H. Paus Paulus VI - 28 oktober 1965
Eerbiedwaardige broeders en beminde zonen,
Gij hebt zojuist de woorden van de Apostel vernomen over de werking van Christus de Heer die vanuit de hemel Zijn werk in de Kerk voortzet. Dit werk geldt niet alleen de instandhouding van wat Hijzelf gedurende Zijn aardse leven heeft volbracht, maar het betreft ook de opbouw, namelijk de vooruitgang en de groei, zoals Hij overigens zelf op die bekende plaats van het Evangelie heeft aangekondigd, toen Hij beloofde de organische en geordende groei te verzekeren van het gebouw, door Hem opgericht op de Steenrots die Hij had Uitgekozen en geschikt gemaakt om zo'n zware last te dragen: ,Ik zal Mijn Kerk bouwen' (Mt. 16, 18). In het gedeelte van het Epistel aan de christenen van Efese dat ons ter overweging is voorgesteld, zegt de Heilige Paulus immers: ,Hij is het ook die sommigen gegeven heeft als apostelen, anderen als profeten, anderen als evangelisten, weer anderen als herders en leraars, om de heiligen toe te rusten voor het werk der bediening, tot opbouw van het Lichaam van Christus, totdat wij allen te zamen geraken tot de eenheid in het geloof en de kennis van Gods Zoon, tot de volmaakte Man, tot de gehele omvang van de Volheid van de Christus' (Ef. 4, 11-13).
Deze werkelijkheid, goddelijk in haar oorsprong, menselijk in haar historisch en experimenteel karakter, kan men ook in onze tijd met de geestelijke zintuigen waarnemen, als deze maar voor zo'n groot wonder openstaan. Wij kunnen het messiaanse woord, dat Christus gesproken heeft, tot het onze maken: ,Het Schriftwoord dat gij zojuist gehoord hebt, is thans in vervulling gegaan' (Lc. 4, 21).

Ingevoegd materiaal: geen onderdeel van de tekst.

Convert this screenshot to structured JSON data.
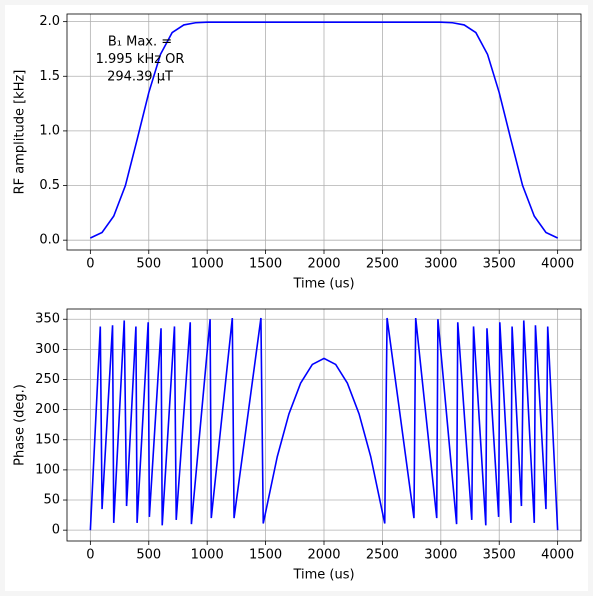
{
  "chart_data": [
    {
      "type": "line",
      "xlabel": "Time (us)",
      "ylabel": "RF amplitude [kHz]",
      "annotation": [
        "B₁ Max. =",
        "1.995 kHz OR",
        "294.39 μT"
      ],
      "xlim": [
        -200,
        4200
      ],
      "ylim": [
        -0.09,
        2.07
      ],
      "xticks": [
        0,
        500,
        1000,
        1500,
        2000,
        2500,
        3000,
        3500,
        4000
      ],
      "yticks": [
        {
          "value": 0,
          "label": "0.0"
        },
        0.5,
        {
          "value": 1,
          "label": "1.0"
        },
        1.5,
        {
          "value": 2,
          "label": "2.0"
        }
      ],
      "grid": true,
      "series": [
        {
          "color": "#0000ff",
          "x": [
            0,
            100,
            200,
            300,
            400,
            500,
            600,
            700,
            800,
            900,
            1000,
            1100,
            1200,
            1300,
            1400,
            1500,
            1600,
            1700,
            1800,
            1900,
            2000,
            2100,
            2200,
            2300,
            2400,
            2500,
            2600,
            2700,
            2800,
            2900,
            3000,
            3100,
            3200,
            3300,
            3400,
            3500,
            3600,
            3700,
            3800,
            3900,
            4000
          ],
          "values": [
            0.02,
            0.07,
            0.22,
            0.5,
            0.92,
            1.35,
            1.7,
            1.9,
            1.97,
            1.99,
            1.995,
            1.995,
            1.995,
            1.995,
            1.995,
            1.995,
            1.995,
            1.995,
            1.995,
            1.995,
            1.995,
            1.995,
            1.995,
            1.995,
            1.995,
            1.995,
            1.995,
            1.995,
            1.995,
            1.995,
            1.995,
            1.99,
            1.97,
            1.9,
            1.7,
            1.35,
            0.92,
            0.5,
            0.22,
            0.07,
            0.02
          ]
        }
      ]
    },
    {
      "type": "line",
      "xlabel": "Time (us)",
      "ylabel": "Phase (deg.)",
      "xlim": [
        -200,
        4200
      ],
      "ylim": [
        -18,
        367
      ],
      "xticks": [
        0,
        500,
        1000,
        1500,
        2000,
        2500,
        3000,
        3500,
        4000
      ],
      "yticks": [
        0,
        50,
        100,
        150,
        200,
        250,
        300,
        350
      ],
      "grid": true,
      "series": [
        {
          "color": "#0000ff",
          "x": [
            0,
            85,
            100,
            190,
            200,
            290,
            310,
            390,
            400,
            495,
            505,
            605,
            615,
            720,
            735,
            855,
            865,
            1025,
            1035,
            1215,
            1230,
            1460,
            1480,
            1600,
            1700,
            1800,
            1900,
            2000,
            2100,
            2200,
            2300,
            2400,
            2520,
            2540,
            2770,
            2785,
            2965,
            2975,
            3135,
            3145,
            3265,
            3280,
            3385,
            3395,
            3495,
            3505,
            3600,
            3610,
            3690,
            3710,
            3800,
            3810,
            3900,
            3915,
            4000
          ],
          "values": [
            0,
            338,
            35,
            340,
            12,
            348,
            40,
            338,
            12,
            345,
            22,
            335,
            8,
            338,
            17,
            345,
            10,
            350,
            20,
            352,
            20,
            352,
            11,
            122,
            193,
            244,
            275,
            285,
            275,
            244,
            193,
            122,
            11,
            352,
            20,
            352,
            20,
            350,
            10,
            345,
            17,
            338,
            8,
            335,
            22,
            345,
            12,
            338,
            40,
            348,
            12,
            340,
            35,
            338,
            0
          ]
        }
      ]
    }
  ]
}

Wij zullen liever zeggen, dat het uiterst nuttig voor Ons ambt zal zijn, als Wij, zelfs na hun afkondiging, opnieuw en rustig deze beslissingen zullen overzien die de Kerk heeft genomen; in de meest verheven en verantwoordelijke uitoefening van haar taak en ongetwijfeld onder invloed van de Heilige Geest heeft de Kerk deze beslissingen geput uit haar innerlijke wijsheid en zij beschouwt ze als het resultaat van haar liefdevolle en intense bezorgdheid; zij houdt ze zichzelf voor als een nieuwe verplichting die haar niet zwaar valt, maar die haar steun geeft en opheft en haar de volheid, de zekerheid en de vreugde schenkt, waaraan Wij geen andere naam kunnen geven dan die van leven.